Nothing of the sort will happen. The affiliation, which also links the NYSNA to the gangster-ridden AFL–CIO, will serve to strengthen the union’s alliance with the Democratic Party. The party’s pseudo-left wing, headed by Vermont Senator Bernie Sanders who is closely associated with the NNU, is expert at promoting minor reforms with one hand and strangling the opposition of the working class with the other. 

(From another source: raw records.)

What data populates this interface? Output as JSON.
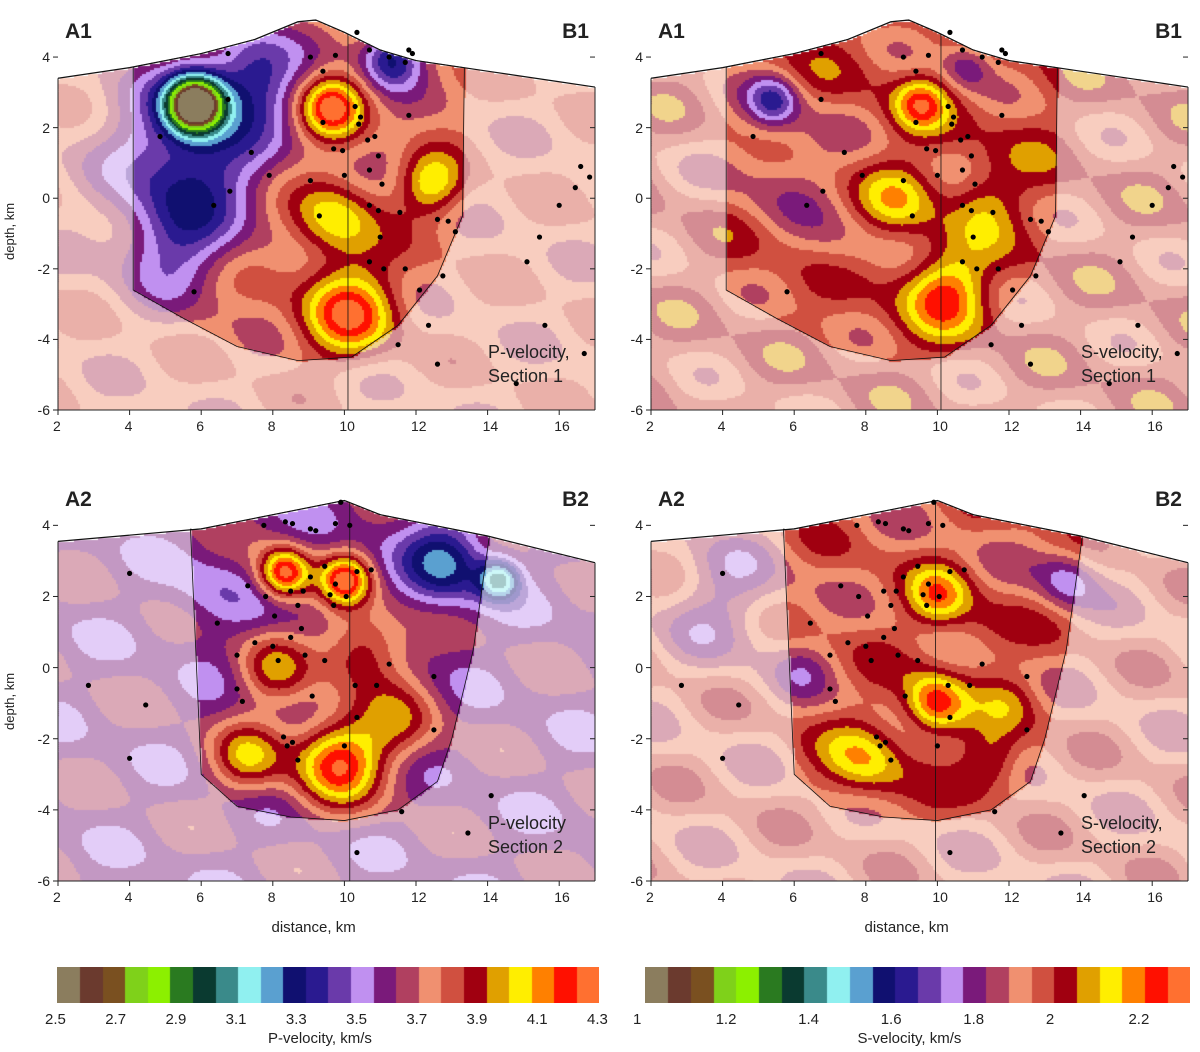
{
  "chart_data": [
    {
      "type": "heatmap",
      "name": "P-velocity Section 1",
      "note": [
        "P-velocity,",
        "Section 1"
      ],
      "corner_left": "A1",
      "corner_right": "B1",
      "xlabel": "",
      "ylabel": "depth, km",
      "xlim": [
        2,
        17
      ],
      "ylim": [
        -6,
        5.05
      ],
      "x_ticks": [
        2,
        4,
        6,
        8,
        10,
        12,
        14,
        16
      ],
      "y_ticks": [
        4,
        2,
        0,
        -2,
        -4,
        -6
      ],
      "colorbar": 0,
      "base_value": 3.75,
      "topography": [
        [
          2,
          3.4
        ],
        [
          4,
          3.7
        ],
        [
          6,
          4.1
        ],
        [
          7.5,
          4.5
        ],
        [
          8.7,
          5.0
        ],
        [
          9.2,
          5.05
        ],
        [
          10,
          4.7
        ],
        [
          11,
          4.2
        ],
        [
          12,
          3.9
        ],
        [
          14,
          3.6
        ],
        [
          16,
          3.3
        ],
        [
          17,
          3.15
        ]
      ],
      "resolved_area": [
        [
          4.1,
          3.7
        ],
        [
          4.1,
          -2.6
        ],
        [
          5.5,
          -3.4
        ],
        [
          7,
          -4.2
        ],
        [
          8.7,
          -4.6
        ],
        [
          10.2,
          -4.5
        ],
        [
          11.5,
          -3.6
        ],
        [
          12.6,
          -2.2
        ],
        [
          13.3,
          -0.5
        ],
        [
          13.35,
          3.6
        ]
      ],
      "section_line_x": 10.1,
      "anomalies": [
        [
          5.8,
          1.5,
          3.3,
          1.5
        ],
        [
          7.5,
          3.6,
          3.4,
          0.9
        ],
        [
          5.8,
          2.7,
          2.55,
          0.55
        ],
        [
          9.6,
          2.6,
          4.25,
          0.6
        ],
        [
          10.1,
          -3.2,
          4.2,
          0.9
        ],
        [
          9.7,
          -0.6,
          4.05,
          0.8
        ],
        [
          12.4,
          0.4,
          4.05,
          0.6
        ],
        [
          11.3,
          1.6,
          3.7,
          0.6
        ],
        [
          11.3,
          4,
          3.3,
          0.6
        ],
        [
          5.2,
          -1.2,
          3.45,
          1.1
        ]
      ],
      "events": [
        [
          6.75,
          4.1
        ],
        [
          4.85,
          1.75
        ],
        [
          6.75,
          2.8
        ],
        [
          7.4,
          1.3
        ],
        [
          7.9,
          0.65
        ],
        [
          6.8,
          0.2
        ],
        [
          6.35,
          -0.2
        ],
        [
          5.8,
          -2.65
        ],
        [
          9.05,
          4.0
        ],
        [
          9.4,
          3.6
        ],
        [
          9.75,
          4.05
        ],
        [
          10.35,
          4.7
        ],
        [
          10.7,
          4.2
        ],
        [
          11.25,
          4.0
        ],
        [
          11.7,
          3.85
        ],
        [
          11.8,
          4.2
        ],
        [
          11.9,
          4.1
        ],
        [
          9.4,
          2.15
        ],
        [
          9.7,
          1.4
        ],
        [
          9.95,
          1.35
        ],
        [
          10.3,
          2.6
        ],
        [
          10.45,
          2.3
        ],
        [
          10.4,
          2.1
        ],
        [
          10.65,
          1.65
        ],
        [
          10.85,
          1.75
        ],
        [
          10.95,
          1.2
        ],
        [
          10.7,
          0.8
        ],
        [
          10.0,
          0.65
        ],
        [
          11.05,
          0.4
        ],
        [
          9.05,
          0.5
        ],
        [
          9.3,
          -0.5
        ],
        [
          10.7,
          -0.2
        ],
        [
          10.95,
          -0.35
        ],
        [
          11.55,
          -0.4
        ],
        [
          11.8,
          2.35
        ],
        [
          11.0,
          -1.1
        ],
        [
          12.6,
          -0.6
        ],
        [
          13.1,
          -0.95
        ],
        [
          12.9,
          -0.65
        ],
        [
          10.7,
          -1.8
        ],
        [
          11.1,
          -2.0
        ],
        [
          11.7,
          -2.0
        ],
        [
          12.75,
          -2.2
        ],
        [
          12.1,
          -2.6
        ],
        [
          12.35,
          -3.6
        ],
        [
          11.5,
          -4.15
        ],
        [
          12.6,
          -4.7
        ],
        [
          15.45,
          -1.1
        ],
        [
          15.1,
          -1.8
        ],
        [
          15.6,
          -3.6
        ],
        [
          14.8,
          -5.25
        ],
        [
          16.0,
          -0.2
        ],
        [
          16.45,
          0.3
        ],
        [
          16.6,
          0.9
        ],
        [
          16.85,
          0.6
        ],
        [
          16.7,
          -4.4
        ]
      ]
    },
    {
      "type": "heatmap",
      "name": "S-velocity Section 1",
      "note": [
        "S-velocity,",
        "Section 1"
      ],
      "corner_left": "A1",
      "corner_right": "B1",
      "xlabel": "",
      "ylabel": "",
      "xlim": [
        2,
        17
      ],
      "ylim": [
        -6,
        5.05
      ],
      "x_ticks": [
        2,
        4,
        6,
        8,
        10,
        12,
        14,
        16
      ],
      "y_ticks": [
        4,
        2,
        0,
        -2,
        -4,
        -6
      ],
      "colorbar": 1,
      "base_value": 1.97,
      "topography": [
        [
          2,
          3.4
        ],
        [
          4,
          3.7
        ],
        [
          6,
          4.1
        ],
        [
          7.5,
          4.5
        ],
        [
          8.7,
          5.0
        ],
        [
          9.2,
          5.05
        ],
        [
          10,
          4.7
        ],
        [
          11,
          4.2
        ],
        [
          12,
          3.9
        ],
        [
          14,
          3.6
        ],
        [
          16,
          3.3
        ],
        [
          17,
          3.15
        ]
      ],
      "resolved_area": [
        [
          4.1,
          3.7
        ],
        [
          4.1,
          -2.6
        ],
        [
          5.5,
          -3.4
        ],
        [
          7,
          -4.2
        ],
        [
          8.7,
          -4.6
        ],
        [
          10.2,
          -4.5
        ],
        [
          11.5,
          -3.6
        ],
        [
          12.6,
          -2.2
        ],
        [
          13.3,
          -0.5
        ],
        [
          13.35,
          3.6
        ]
      ],
      "section_line_x": 10.1,
      "anomalies": [
        [
          5.6,
          1.0,
          1.85,
          1.3
        ],
        [
          5.4,
          2.8,
          1.72,
          0.5
        ],
        [
          9.5,
          2.7,
          2.2,
          0.5
        ],
        [
          10.2,
          -2.6,
          2.22,
          0.8
        ],
        [
          8.9,
          0.0,
          2.1,
          0.7
        ],
        [
          11.3,
          0.0,
          2.08,
          0.7
        ],
        [
          10.8,
          3.8,
          1.8,
          0.5
        ],
        [
          7.2,
          -1.5,
          1.9,
          0.8
        ]
      ],
      "events": "same_as_0"
    },
    {
      "type": "heatmap",
      "name": "P-velocity Section 2",
      "note": [
        "P-velocity",
        "Section 2"
      ],
      "corner_left": "A2",
      "corner_right": "B2",
      "xlabel": "distance, km",
      "ylabel": "depth, km",
      "xlim": [
        2,
        17
      ],
      "ylim": [
        -6,
        5.05
      ],
      "x_ticks": [
        2,
        4,
        6,
        8,
        10,
        12,
        14,
        16
      ],
      "y_ticks": [
        4,
        2,
        0,
        -2,
        -4,
        -6
      ],
      "colorbar": 0,
      "base_value": 3.6,
      "topography": [
        [
          2,
          3.55
        ],
        [
          6,
          3.9
        ],
        [
          8,
          4.3
        ],
        [
          9,
          4.5
        ],
        [
          10,
          4.7
        ],
        [
          11,
          4.3
        ],
        [
          12,
          4.1
        ],
        [
          14,
          3.7
        ],
        [
          16,
          3.2
        ],
        [
          17,
          2.95
        ]
      ],
      "resolved_area": [
        [
          5.7,
          3.9
        ],
        [
          6.0,
          -3.0
        ],
        [
          7,
          -3.9
        ],
        [
          8.5,
          -4.2
        ],
        [
          10,
          -4.3
        ],
        [
          11.5,
          -4.0
        ],
        [
          12.6,
          -3.2
        ],
        [
          13.0,
          -2
        ],
        [
          13.6,
          0.5
        ],
        [
          14.05,
          3.7
        ]
      ],
      "section_line_x": 10.15,
      "anomalies": [
        [
          12.8,
          3.0,
          3.25,
          0.8
        ],
        [
          6.2,
          2.0,
          3.5,
          0.8
        ],
        [
          8.3,
          2.7,
          4.25,
          0.5
        ],
        [
          10,
          2.5,
          4.2,
          0.5
        ],
        [
          9.8,
          -2.6,
          4.2,
          0.9
        ],
        [
          8,
          0,
          3.9,
          0.7
        ],
        [
          10.5,
          0.5,
          3.95,
          0.8
        ],
        [
          11.5,
          -1.5,
          3.85,
          0.8
        ],
        [
          7.3,
          -2.5,
          3.95,
          0.7
        ],
        [
          14.3,
          2.5,
          3.1,
          0.4
        ]
      ],
      "events": [
        [
          4.0,
          2.65
        ],
        [
          2.85,
          -0.5
        ],
        [
          4.45,
          -1.05
        ],
        [
          4.0,
          -2.55
        ],
        [
          7.75,
          4.0
        ],
        [
          8.35,
          4.1
        ],
        [
          8.55,
          4.05
        ],
        [
          9.05,
          3.9
        ],
        [
          9.2,
          3.85
        ],
        [
          9.9,
          4.65
        ],
        [
          10.15,
          4.0
        ],
        [
          9.75,
          4.05
        ],
        [
          7.3,
          2.3
        ],
        [
          7.8,
          2.0
        ],
        [
          8.05,
          1.45
        ],
        [
          8.5,
          2.15
        ],
        [
          8.7,
          1.75
        ],
        [
          8.85,
          2.15
        ],
        [
          9.05,
          2.55
        ],
        [
          9.45,
          2.85
        ],
        [
          9.6,
          2.05
        ],
        [
          9.7,
          1.75
        ],
        [
          9.75,
          2.35
        ],
        [
          10.05,
          2.0
        ],
        [
          10.35,
          2.7
        ],
        [
          10.75,
          2.75
        ],
        [
          6.45,
          1.25
        ],
        [
          7.0,
          0.35
        ],
        [
          7.5,
          0.7
        ],
        [
          8.0,
          0.6
        ],
        [
          8.15,
          0.2
        ],
        [
          8.5,
          0.85
        ],
        [
          8.8,
          1.1
        ],
        [
          8.9,
          0.35
        ],
        [
          9.45,
          0.2
        ],
        [
          7.15,
          -0.95
        ],
        [
          7.0,
          -0.6
        ],
        [
          9.1,
          -0.8
        ],
        [
          8.3,
          -1.95
        ],
        [
          8.4,
          -2.2
        ],
        [
          8.55,
          -2.1
        ],
        [
          8.7,
          -2.6
        ],
        [
          10.0,
          -2.2
        ],
        [
          10.3,
          -0.5
        ],
        [
          10.9,
          -0.5
        ],
        [
          11.25,
          0.1
        ],
        [
          12.5,
          -0.25
        ],
        [
          12.5,
          -1.75
        ],
        [
          10.35,
          -1.4
        ],
        [
          11.6,
          -4.05
        ],
        [
          14.1,
          -3.6
        ],
        [
          13.45,
          -4.65
        ],
        [
          10.35,
          -5.2
        ]
      ]
    },
    {
      "type": "heatmap",
      "name": "S-velocity Section 2",
      "note": [
        "S-velocity,",
        "Section 2"
      ],
      "corner_left": "A2",
      "corner_right": "B2",
      "xlabel": "distance, km",
      "ylabel": "",
      "xlim": [
        2,
        17
      ],
      "ylim": [
        -6,
        5.05
      ],
      "x_ticks": [
        2,
        4,
        6,
        8,
        10,
        12,
        14,
        16
      ],
      "y_ticks": [
        4,
        2,
        0,
        -2,
        -4,
        -6
      ],
      "colorbar": 1,
      "base_value": 1.93,
      "topography": [
        [
          2,
          3.55
        ],
        [
          6,
          3.9
        ],
        [
          8,
          4.3
        ],
        [
          9,
          4.5
        ],
        [
          10,
          4.7
        ],
        [
          11,
          4.3
        ],
        [
          12,
          4.1
        ],
        [
          14,
          3.7
        ],
        [
          16,
          3.2
        ],
        [
          17,
          2.95
        ]
      ],
      "resolved_area": [
        [
          5.7,
          3.9
        ],
        [
          6.0,
          -3.0
        ],
        [
          7,
          -3.9
        ],
        [
          8.5,
          -4.2
        ],
        [
          10,
          -4.3
        ],
        [
          11.5,
          -4.0
        ],
        [
          12.6,
          -3.2
        ],
        [
          13.0,
          -2
        ],
        [
          13.6,
          0.5
        ],
        [
          14.05,
          3.7
        ]
      ],
      "section_line_x": 9.95,
      "anomalies": [
        [
          9.9,
          -1,
          2.25,
          0.6
        ],
        [
          10,
          2,
          2.15,
          0.6
        ],
        [
          8,
          -2.6,
          2.12,
          0.8
        ],
        [
          11.5,
          -2.6,
          2.1,
          0.6
        ],
        [
          11.2,
          1,
          2.0,
          0.7
        ],
        [
          8,
          1.5,
          1.95,
          0.8
        ],
        [
          12,
          -1,
          2.02,
          0.6
        ],
        [
          6.2,
          0,
          1.85,
          0.6
        ],
        [
          13.6,
          2.5,
          1.75,
          0.6
        ],
        [
          4,
          2,
          1.8,
          1.2
        ]
      ],
      "events": "same_as_2"
    }
  ],
  "colorbars": [
    {
      "label": "P-velocity, km/s",
      "range": [
        2.5,
        4.3
      ],
      "ticks": [
        "2.5",
        "2.7",
        "2.9",
        "3.1",
        "3.3",
        "3.5",
        "3.7",
        "3.9",
        "4.1",
        "4.3"
      ]
    },
    {
      "label": "S-velocity, km/s",
      "range": [
        1.0,
        2.32
      ],
      "ticks": [
        "1",
        "1.2",
        "1.4",
        "1.6",
        "1.8",
        "2",
        "2.2"
      ],
      "tick_values": [
        1,
        1.2,
        1.4,
        1.6,
        1.8,
        2,
        2.2
      ]
    }
  ],
  "colormap": [
    "#8b7d5e",
    "#6b3a2e",
    "#7a5020",
    "#7fd11a",
    "#8cf000",
    "#2a7a20",
    "#0a3a30",
    "#3a8a8a",
    "#90f0f0",
    "#5aa0d0",
    "#101070",
    "#2a1a90",
    "#6a3aaa",
    "#c090f0",
    "#7a1a7a",
    "#b04060",
    "#f09070",
    "#d05040",
    "#a00010",
    "#e0a000",
    "#ffee00",
    "#ff8000",
    "#ff1000",
    "#ff7030"
  ]
}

Sanders, along with Democratic Socialists of America (DSA) members like New York Representative Alexandria Ocasio-Cortez and Minnesota Representative Ilhan Omar, showed their true attitude toward workers when they conspired with Congress and the Biden administration to block the strike by 110,000 railroaders earlier this month. AOC, Omar, Jamaal Bowman and Cori Bush all voted to block the strike and force railroad workers to accept a pro-company contract brokered by the Biden administration that workers had already rejected.

The Democratic Party offers not reforms, but ill health, death and war. President Joe Biden, who promised to end the pandemic and claimed to be the most pro-union president, has overseen the deaths of hundreds of thousands of workers by embracing the Republicans’ “let-it-rip” COVID-19 policy. He and the Democrats in Congress have funneled billions of dollars into NATO’s proxy war against Russia in Ukraine, ostensibly in the name of defending democracy, while trampling on workers’ right to strike at home. 

The rank-and-file nurses of NYSNA must steel themselves for a fight against their enemies. These enemies include not only the major health corporations, but also the parasitic layer of union leadership, who are ever poised to betray those they claim to represent, and the Democratic Party, which is recklessly risking a nuclear third world war. Workers must form rank-and-file committees in every New York hospital to take the decision-making power out of the hands of the apparatus and return it to the hands of the workers, where it belongs.